Muntazir told that his group was facing problems in framing a legal challenge to restrictions imposed on it as many activists had either been arrested or gone underground to avoid detention.
"Our communications have been affected, and we have not been able to frame a response as yet. But we do plan to take up this issue with the UN," he said. The Jamaat has no plans to approach the International Court of Justice (ICJ) as legal experts had informed it that the court could only take up matters raised by national governments. "The ICJ will not take up cases submitted by entities," Muntazir said.
"We don't expect the Pakistan government to take up our case with the ICJ. Look at the way it spoiled our case in the UN Security Council," he added. Muntazir alleged that the government had cracked down on the Jamaat without any valid reasons. "Even in the case of Jamaat amir (chief) Hafiz Mohammed Saeed, he was served papers giving the reasons for his detention three days after he was confined to his home," he said.
The Jamaat chief and his son Talha Saeed had earlier said the organisation would seek the arbitration of the ICJ but legal experts have said the court can only entertain states. Individuals, NGOs, UN organs and self-determination groups are excluded from direct participation in cases in the ICJ, the experts said.
Meanwhile, the Jamaat today launched an effort to refute accusations that it is linked to terrorist groups and to play up the relief and welfare activities its members have been carrying out.
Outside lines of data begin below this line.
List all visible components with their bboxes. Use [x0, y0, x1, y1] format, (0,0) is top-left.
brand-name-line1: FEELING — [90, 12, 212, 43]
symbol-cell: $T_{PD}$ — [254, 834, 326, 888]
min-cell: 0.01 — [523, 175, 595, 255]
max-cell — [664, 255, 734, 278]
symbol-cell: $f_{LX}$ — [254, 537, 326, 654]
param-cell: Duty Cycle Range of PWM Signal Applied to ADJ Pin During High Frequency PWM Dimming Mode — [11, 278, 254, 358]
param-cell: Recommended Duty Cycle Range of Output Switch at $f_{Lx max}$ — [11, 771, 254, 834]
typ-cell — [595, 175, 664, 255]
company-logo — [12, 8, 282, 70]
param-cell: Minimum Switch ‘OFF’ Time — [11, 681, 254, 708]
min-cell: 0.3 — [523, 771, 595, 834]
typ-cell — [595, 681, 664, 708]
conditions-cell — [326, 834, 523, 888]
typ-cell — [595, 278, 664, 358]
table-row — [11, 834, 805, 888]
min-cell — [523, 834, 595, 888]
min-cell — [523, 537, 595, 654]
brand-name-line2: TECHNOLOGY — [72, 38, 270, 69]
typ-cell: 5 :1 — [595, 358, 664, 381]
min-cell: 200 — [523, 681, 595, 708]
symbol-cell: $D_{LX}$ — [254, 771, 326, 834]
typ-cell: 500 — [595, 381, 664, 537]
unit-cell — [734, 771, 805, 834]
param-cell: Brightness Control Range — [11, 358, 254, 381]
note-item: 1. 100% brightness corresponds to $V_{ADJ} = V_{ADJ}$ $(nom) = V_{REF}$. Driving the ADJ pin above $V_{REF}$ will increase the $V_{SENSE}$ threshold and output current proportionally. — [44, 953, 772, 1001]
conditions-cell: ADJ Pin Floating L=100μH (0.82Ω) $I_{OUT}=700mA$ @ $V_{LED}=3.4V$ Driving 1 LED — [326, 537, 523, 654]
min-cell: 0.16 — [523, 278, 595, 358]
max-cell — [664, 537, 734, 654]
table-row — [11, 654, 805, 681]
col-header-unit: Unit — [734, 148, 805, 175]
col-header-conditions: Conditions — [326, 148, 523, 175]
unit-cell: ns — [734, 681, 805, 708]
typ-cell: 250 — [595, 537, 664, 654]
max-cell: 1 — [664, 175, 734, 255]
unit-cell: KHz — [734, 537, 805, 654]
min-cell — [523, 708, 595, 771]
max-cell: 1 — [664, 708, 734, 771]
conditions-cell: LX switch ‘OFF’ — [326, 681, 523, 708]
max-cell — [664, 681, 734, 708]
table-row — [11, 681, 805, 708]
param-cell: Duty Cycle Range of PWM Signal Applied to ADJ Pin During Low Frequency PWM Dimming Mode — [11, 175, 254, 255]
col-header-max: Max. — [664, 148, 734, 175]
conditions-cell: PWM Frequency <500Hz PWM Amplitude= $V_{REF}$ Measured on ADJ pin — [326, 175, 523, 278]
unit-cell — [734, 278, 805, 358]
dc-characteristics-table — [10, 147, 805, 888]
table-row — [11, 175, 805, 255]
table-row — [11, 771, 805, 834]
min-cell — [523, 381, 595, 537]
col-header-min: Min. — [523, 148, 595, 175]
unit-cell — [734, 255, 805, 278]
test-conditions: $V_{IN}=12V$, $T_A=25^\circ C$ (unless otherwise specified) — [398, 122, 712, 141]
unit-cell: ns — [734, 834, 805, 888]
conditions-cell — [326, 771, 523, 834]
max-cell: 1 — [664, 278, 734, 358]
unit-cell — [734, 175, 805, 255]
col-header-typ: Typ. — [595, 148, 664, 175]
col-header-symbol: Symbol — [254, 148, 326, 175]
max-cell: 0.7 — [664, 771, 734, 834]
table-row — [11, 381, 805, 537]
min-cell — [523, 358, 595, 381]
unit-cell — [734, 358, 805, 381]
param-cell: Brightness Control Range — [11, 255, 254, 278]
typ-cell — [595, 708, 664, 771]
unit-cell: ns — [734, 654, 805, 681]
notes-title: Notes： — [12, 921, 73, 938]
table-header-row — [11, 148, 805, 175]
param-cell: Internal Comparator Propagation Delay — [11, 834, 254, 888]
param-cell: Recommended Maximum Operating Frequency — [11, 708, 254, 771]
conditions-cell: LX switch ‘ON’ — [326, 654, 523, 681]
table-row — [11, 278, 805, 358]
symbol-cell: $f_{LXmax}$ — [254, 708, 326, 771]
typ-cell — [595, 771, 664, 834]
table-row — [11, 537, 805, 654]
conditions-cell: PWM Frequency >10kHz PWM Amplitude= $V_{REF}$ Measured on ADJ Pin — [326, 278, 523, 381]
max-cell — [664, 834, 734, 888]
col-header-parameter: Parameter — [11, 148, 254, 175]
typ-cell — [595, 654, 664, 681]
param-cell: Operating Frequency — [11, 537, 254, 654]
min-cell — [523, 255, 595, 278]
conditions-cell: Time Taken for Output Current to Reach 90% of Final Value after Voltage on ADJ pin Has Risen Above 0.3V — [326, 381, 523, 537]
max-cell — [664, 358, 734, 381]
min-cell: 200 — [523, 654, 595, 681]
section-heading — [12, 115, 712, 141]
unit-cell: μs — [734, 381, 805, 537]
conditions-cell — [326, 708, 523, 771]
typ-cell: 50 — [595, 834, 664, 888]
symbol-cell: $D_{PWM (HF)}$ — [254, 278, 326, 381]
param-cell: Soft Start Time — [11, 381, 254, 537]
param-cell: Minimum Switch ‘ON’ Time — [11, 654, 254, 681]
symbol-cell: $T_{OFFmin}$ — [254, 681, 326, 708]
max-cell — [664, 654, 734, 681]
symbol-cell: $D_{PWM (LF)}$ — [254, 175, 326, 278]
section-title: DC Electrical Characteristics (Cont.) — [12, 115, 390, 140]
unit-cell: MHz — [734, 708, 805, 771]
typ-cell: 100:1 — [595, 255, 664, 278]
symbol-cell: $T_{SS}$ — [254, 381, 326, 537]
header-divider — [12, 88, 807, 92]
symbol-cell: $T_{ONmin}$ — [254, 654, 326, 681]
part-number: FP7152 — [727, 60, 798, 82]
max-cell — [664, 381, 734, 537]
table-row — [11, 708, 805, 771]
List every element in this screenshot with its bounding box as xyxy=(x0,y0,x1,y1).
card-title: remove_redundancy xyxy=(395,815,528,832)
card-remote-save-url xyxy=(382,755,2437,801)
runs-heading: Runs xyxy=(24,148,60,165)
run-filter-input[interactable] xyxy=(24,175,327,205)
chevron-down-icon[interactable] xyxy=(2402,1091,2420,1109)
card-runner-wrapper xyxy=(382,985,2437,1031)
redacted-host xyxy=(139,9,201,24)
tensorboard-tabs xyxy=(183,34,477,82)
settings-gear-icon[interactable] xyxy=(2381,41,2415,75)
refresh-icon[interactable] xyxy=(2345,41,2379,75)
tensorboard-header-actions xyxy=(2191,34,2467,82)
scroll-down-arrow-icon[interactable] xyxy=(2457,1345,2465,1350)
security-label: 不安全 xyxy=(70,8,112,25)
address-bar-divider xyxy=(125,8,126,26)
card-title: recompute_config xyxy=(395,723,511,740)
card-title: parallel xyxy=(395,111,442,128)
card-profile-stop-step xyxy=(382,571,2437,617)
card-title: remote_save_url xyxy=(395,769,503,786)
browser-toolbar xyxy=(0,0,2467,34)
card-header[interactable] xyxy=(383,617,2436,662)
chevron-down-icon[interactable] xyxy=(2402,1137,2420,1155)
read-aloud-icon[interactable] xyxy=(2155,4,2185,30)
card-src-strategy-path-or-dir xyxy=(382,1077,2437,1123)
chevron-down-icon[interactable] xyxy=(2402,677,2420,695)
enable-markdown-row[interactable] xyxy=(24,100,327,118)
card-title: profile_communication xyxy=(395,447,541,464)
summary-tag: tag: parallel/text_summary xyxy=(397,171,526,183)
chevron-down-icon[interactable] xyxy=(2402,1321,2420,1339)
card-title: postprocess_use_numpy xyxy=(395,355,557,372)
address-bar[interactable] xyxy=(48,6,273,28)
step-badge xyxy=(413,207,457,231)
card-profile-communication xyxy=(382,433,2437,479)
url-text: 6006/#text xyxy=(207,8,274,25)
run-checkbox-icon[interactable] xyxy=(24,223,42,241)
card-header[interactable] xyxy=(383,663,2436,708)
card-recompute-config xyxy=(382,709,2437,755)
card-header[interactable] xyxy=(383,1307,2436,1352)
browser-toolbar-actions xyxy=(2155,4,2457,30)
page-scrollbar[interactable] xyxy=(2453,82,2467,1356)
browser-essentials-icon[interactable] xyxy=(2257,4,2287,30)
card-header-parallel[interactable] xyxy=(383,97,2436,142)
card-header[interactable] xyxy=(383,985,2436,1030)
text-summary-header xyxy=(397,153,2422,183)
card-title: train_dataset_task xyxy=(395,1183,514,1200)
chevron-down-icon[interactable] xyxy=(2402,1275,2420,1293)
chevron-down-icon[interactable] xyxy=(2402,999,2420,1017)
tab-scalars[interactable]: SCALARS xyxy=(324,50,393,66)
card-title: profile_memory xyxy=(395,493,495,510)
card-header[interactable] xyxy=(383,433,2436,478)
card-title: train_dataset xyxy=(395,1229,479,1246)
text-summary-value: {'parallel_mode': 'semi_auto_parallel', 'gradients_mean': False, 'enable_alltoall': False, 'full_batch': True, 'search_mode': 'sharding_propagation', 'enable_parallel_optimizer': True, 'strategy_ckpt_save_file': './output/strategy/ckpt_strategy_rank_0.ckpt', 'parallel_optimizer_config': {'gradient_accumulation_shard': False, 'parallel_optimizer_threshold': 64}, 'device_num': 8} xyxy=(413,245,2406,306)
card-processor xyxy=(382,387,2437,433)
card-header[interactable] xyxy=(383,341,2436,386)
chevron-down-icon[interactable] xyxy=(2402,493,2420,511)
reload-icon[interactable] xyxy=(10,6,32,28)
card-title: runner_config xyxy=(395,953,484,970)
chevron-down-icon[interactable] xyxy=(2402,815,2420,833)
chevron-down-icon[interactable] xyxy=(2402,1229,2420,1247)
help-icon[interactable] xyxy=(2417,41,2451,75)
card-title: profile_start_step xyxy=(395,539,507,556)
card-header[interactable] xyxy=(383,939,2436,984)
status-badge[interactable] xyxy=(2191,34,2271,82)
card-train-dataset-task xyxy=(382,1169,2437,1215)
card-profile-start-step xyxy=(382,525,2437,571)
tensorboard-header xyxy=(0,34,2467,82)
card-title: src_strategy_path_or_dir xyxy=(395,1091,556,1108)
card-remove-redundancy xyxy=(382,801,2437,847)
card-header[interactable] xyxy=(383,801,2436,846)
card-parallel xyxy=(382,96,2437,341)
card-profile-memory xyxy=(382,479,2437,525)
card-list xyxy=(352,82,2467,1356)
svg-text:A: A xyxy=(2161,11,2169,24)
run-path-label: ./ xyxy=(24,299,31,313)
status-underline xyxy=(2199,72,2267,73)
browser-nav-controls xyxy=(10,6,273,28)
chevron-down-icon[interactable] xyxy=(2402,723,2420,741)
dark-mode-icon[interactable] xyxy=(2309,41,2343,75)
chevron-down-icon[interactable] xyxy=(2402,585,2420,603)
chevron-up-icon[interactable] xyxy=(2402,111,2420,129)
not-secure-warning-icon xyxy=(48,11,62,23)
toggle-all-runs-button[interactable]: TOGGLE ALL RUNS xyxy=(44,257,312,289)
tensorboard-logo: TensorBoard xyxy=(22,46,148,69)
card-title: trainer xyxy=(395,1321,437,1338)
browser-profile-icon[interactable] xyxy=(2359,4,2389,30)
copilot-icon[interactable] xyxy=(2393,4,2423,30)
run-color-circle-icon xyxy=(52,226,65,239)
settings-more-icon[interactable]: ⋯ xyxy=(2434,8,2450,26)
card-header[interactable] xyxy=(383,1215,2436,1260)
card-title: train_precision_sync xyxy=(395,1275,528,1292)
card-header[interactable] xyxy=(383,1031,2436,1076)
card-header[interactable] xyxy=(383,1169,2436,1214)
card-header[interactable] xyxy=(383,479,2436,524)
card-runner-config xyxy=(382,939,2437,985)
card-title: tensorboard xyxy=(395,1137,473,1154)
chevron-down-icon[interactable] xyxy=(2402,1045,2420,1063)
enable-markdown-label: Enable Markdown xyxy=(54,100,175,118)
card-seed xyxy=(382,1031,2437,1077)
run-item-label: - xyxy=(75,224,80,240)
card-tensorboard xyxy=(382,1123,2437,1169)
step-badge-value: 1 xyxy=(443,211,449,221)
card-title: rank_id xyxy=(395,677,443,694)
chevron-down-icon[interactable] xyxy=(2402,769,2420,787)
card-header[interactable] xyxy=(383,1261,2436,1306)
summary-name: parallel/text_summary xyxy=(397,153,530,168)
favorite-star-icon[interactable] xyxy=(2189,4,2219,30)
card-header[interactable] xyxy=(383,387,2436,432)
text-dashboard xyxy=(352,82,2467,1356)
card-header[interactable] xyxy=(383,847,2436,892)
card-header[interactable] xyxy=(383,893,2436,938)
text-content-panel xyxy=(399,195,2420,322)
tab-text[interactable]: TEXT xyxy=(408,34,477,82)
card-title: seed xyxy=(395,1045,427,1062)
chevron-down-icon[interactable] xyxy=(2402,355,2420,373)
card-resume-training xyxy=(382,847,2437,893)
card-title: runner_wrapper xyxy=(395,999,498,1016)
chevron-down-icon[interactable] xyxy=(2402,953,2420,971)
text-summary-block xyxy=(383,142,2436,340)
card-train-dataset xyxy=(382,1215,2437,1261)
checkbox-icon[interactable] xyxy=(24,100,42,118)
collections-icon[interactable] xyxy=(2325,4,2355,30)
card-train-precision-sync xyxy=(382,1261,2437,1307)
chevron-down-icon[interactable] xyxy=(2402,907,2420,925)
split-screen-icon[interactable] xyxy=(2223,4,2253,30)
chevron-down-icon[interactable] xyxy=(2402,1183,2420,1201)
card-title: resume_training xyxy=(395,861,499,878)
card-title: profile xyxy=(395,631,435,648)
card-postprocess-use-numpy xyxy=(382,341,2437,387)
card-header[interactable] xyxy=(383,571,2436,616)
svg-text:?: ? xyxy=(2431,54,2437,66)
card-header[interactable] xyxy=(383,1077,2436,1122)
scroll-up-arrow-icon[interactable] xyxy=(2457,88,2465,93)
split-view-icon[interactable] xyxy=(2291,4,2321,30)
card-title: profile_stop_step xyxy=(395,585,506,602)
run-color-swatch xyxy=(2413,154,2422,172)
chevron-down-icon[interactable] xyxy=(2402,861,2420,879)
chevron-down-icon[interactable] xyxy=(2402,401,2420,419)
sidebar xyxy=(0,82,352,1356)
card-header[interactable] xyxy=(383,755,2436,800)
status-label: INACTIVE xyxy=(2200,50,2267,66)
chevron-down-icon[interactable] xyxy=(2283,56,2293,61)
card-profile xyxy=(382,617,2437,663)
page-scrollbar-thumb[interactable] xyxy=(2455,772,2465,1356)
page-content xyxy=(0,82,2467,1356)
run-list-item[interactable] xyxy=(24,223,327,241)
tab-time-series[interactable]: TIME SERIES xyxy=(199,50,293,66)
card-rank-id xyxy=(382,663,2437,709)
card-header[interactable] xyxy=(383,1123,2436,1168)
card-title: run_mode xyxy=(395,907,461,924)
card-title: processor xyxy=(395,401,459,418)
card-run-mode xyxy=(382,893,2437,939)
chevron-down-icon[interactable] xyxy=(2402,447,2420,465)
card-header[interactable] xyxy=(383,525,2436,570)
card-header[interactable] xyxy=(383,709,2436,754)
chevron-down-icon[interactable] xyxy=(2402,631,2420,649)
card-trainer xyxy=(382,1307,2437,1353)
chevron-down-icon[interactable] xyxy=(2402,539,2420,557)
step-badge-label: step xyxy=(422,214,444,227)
It claimed in a statement that thousands of survivors of the devastating 2005 and 2008 earthquakes in Kashmir and Balochistan would be hit by the closure of the Jamaat's offices and relief camps.
"The move would also affect poor people who receive free treatment and medicines at the Jamaat's free dispensaries across Pakistan. The closure of Jamaat facilities would also deprive the poor and orphans of monthly aid from the organisation," the statement said.